Two Poseidons are engaged in the search. Costing around $175 million, the aircraft is armed with cameras, infra-red and radar sensors that are fine-tuned to detect enemy submarines hiding under the ocean surface.

But despite its high-tech equipment, much of the searching is visual - crew members peering out a window.

"I'm a pretty optimistic guy by nature," said Petty Officer Michael Herman, perched in front of a porthole staring out into the foggy sea. "But yeah, this is tough."

The Poseidons operate alongside a pair of Chinese Il-76 military transport planes at Perth International Airport. They are kept under tight security, including a round-the-clock armed rapid response team.
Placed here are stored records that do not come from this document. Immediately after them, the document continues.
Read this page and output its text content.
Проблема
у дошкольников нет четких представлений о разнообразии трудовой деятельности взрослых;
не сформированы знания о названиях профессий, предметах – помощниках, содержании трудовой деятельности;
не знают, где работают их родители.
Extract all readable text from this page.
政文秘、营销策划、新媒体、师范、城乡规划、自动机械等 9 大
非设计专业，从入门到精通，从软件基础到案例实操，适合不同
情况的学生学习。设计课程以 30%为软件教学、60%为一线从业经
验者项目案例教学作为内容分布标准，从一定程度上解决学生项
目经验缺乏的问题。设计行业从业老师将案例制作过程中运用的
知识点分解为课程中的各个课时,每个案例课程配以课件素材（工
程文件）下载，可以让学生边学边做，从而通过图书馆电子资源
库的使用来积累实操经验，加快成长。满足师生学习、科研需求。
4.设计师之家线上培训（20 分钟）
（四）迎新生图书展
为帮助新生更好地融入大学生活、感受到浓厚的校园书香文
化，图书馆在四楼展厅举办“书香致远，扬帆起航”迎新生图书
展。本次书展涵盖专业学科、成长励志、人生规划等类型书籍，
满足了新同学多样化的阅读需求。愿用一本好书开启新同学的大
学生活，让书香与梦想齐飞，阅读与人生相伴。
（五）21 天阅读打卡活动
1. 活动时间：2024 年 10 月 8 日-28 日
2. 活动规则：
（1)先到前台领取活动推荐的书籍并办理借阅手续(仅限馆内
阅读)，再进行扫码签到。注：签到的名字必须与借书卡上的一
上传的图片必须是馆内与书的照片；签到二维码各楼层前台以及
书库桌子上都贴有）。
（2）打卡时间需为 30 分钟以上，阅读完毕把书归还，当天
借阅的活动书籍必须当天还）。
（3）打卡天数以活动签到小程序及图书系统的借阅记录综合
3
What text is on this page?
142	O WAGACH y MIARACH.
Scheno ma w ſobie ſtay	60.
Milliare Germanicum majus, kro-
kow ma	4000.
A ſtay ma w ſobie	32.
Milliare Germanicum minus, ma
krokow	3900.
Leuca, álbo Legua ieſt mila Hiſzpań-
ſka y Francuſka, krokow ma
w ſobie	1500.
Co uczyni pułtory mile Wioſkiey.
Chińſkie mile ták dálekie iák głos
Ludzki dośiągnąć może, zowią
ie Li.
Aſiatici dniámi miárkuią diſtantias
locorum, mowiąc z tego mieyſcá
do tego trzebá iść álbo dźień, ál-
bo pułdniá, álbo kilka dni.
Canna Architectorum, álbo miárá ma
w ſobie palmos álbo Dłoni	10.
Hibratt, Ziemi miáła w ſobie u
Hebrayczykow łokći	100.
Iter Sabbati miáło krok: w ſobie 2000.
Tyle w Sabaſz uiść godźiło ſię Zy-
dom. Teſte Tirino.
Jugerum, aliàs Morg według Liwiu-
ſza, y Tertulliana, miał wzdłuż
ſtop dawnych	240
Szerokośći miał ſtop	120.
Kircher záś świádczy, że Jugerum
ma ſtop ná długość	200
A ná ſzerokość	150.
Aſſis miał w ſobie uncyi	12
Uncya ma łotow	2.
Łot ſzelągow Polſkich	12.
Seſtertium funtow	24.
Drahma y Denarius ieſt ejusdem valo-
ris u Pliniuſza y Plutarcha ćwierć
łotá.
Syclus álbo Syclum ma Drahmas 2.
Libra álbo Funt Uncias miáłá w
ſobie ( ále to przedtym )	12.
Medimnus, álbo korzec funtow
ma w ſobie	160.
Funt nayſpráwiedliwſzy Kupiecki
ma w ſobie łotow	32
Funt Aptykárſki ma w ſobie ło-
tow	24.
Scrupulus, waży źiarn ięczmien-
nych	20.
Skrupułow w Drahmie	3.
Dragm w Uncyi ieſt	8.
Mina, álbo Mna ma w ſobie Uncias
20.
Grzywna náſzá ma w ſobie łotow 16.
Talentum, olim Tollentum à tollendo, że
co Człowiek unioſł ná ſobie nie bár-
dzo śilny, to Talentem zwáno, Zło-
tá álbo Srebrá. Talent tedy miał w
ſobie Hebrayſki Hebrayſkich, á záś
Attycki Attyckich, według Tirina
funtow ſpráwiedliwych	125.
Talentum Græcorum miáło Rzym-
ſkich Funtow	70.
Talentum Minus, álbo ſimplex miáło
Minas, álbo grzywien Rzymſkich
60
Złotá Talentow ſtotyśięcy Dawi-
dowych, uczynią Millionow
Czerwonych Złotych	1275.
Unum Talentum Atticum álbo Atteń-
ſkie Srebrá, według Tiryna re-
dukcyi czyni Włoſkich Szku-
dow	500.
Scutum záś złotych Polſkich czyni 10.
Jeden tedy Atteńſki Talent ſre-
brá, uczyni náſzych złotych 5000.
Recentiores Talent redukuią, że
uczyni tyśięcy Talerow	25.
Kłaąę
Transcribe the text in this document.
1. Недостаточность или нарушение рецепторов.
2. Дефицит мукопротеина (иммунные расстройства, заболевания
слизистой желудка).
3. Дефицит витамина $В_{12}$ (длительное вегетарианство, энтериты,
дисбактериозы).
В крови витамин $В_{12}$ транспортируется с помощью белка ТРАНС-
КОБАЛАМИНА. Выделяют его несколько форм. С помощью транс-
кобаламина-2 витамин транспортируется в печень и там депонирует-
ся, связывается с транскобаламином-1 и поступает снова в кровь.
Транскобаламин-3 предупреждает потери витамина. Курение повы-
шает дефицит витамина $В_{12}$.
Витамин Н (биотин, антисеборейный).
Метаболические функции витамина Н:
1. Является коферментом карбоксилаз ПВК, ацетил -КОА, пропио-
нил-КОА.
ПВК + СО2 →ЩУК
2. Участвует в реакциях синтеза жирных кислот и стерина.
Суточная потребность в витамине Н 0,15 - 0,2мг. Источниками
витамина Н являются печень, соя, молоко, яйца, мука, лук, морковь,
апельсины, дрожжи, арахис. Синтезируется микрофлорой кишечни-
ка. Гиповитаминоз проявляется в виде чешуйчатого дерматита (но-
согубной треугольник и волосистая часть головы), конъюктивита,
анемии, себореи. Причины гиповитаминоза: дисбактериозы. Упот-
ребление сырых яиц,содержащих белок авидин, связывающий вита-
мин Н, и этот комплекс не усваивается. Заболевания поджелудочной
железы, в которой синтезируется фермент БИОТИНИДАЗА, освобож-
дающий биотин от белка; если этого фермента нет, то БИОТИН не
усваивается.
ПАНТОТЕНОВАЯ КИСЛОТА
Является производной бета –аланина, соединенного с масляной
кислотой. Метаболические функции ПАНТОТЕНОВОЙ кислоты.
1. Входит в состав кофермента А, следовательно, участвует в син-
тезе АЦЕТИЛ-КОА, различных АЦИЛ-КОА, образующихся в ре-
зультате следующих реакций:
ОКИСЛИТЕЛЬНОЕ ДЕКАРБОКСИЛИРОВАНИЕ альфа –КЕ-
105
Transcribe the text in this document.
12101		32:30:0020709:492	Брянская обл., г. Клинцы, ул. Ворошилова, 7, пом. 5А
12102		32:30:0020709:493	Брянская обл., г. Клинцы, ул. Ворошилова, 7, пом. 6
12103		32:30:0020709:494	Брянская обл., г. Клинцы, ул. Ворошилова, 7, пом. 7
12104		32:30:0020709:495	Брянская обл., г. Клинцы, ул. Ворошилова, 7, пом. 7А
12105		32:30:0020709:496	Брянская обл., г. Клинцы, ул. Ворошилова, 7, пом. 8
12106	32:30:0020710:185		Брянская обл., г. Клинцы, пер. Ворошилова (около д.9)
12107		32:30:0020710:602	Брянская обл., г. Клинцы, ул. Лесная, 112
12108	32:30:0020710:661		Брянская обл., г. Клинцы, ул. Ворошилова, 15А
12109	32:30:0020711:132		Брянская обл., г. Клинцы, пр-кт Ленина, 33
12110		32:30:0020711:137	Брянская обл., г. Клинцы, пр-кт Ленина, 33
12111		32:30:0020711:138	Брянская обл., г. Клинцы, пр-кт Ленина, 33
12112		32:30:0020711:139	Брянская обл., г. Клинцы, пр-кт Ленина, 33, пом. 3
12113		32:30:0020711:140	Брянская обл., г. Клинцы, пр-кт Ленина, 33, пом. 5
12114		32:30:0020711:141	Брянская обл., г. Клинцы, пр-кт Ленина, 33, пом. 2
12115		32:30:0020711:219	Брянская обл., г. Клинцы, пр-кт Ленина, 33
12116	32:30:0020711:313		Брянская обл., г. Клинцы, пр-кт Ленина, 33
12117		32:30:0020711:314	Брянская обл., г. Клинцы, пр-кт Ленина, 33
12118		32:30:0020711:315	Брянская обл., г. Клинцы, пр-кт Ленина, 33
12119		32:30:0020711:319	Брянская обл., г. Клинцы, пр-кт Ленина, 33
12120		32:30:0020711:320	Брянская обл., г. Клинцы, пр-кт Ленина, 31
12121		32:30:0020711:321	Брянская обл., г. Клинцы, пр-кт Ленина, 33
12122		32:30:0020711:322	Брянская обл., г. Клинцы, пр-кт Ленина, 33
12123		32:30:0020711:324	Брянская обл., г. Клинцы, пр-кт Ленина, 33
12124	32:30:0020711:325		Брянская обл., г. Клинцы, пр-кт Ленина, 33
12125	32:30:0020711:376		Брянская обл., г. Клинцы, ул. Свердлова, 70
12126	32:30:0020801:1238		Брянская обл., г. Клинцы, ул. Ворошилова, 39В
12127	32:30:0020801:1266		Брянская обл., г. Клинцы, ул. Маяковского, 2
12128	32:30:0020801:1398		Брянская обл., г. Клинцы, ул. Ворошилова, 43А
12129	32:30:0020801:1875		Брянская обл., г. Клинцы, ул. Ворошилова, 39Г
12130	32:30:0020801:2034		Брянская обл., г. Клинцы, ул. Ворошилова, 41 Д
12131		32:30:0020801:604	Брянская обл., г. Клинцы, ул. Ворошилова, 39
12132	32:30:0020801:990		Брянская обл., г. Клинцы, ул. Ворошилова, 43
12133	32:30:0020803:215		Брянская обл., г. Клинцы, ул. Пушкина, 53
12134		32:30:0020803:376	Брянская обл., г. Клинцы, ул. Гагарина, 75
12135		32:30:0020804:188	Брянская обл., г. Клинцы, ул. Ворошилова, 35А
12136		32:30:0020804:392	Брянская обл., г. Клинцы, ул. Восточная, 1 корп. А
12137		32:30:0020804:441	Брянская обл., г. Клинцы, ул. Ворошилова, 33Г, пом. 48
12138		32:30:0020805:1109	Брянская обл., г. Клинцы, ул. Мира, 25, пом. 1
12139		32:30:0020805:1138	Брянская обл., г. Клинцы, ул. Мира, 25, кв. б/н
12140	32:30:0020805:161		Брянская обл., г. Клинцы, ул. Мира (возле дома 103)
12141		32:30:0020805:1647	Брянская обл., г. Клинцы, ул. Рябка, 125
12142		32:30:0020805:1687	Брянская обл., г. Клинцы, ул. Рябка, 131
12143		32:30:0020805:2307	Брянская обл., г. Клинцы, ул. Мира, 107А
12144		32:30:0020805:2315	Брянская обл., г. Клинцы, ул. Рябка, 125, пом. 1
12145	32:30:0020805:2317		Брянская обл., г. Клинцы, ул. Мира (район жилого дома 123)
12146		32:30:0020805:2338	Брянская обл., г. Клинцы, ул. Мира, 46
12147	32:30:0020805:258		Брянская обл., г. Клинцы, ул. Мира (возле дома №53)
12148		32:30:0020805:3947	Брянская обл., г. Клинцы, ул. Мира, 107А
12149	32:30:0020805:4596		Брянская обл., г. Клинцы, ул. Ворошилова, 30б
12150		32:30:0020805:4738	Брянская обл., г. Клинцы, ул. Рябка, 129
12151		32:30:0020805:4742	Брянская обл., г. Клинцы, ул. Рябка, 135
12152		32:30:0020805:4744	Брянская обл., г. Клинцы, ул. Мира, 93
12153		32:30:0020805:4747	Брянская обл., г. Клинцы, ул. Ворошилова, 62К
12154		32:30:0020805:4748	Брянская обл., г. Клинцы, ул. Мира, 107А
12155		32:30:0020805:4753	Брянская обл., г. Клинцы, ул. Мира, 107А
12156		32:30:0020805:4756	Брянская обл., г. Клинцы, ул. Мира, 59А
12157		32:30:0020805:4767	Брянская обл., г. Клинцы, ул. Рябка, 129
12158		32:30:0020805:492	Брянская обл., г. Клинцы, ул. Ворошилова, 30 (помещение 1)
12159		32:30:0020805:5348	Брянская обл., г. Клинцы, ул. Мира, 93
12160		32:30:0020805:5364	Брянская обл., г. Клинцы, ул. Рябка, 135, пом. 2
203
The plane is so top-secret that a Reuters journalist given a rare berth was stripped of all electronic devices and barred from taking pictures.

The technology is impressive. Sitting at a pair of monitors stacked one atop the other, Petty Officer Julio Cerpa operates a panoramic camera that quickly zooms in on distant patches of ocean with great clarity.

An infrared version of the same camera feed cuts through the haze of fog surrounding the plane, offering a polarised and somewhat nightmarish view of the search area.

About two hours into the search zone, the monotony of peering out a window or at a computer screen, is starting to wear on the crew.

Petty Officer Sam Judd begins a slow climb up his seat back that will eventually see him perched atop it. Cerpa's hands turn his workstation into the world's most expensive drum kit.

And then the plane begins to ascend back to 30,000 feet, (9,000 metres) having found nothing. The total trip, including flying time to reach the search zone, is around 10 hours.

To an outsider, the experience can seem frustrating, but the crew maintains a remarkably optimistic outlook. Even a trip that finds nothing rules out a part of the search zone, and is thus an important part of finding the wreckage, says Mims, the pilot.

"Being this far into the search process and having this much ocean to cover definitely makes it a challenging evolution," he says. "But if it's in our area, I think the probability of finding it is high.”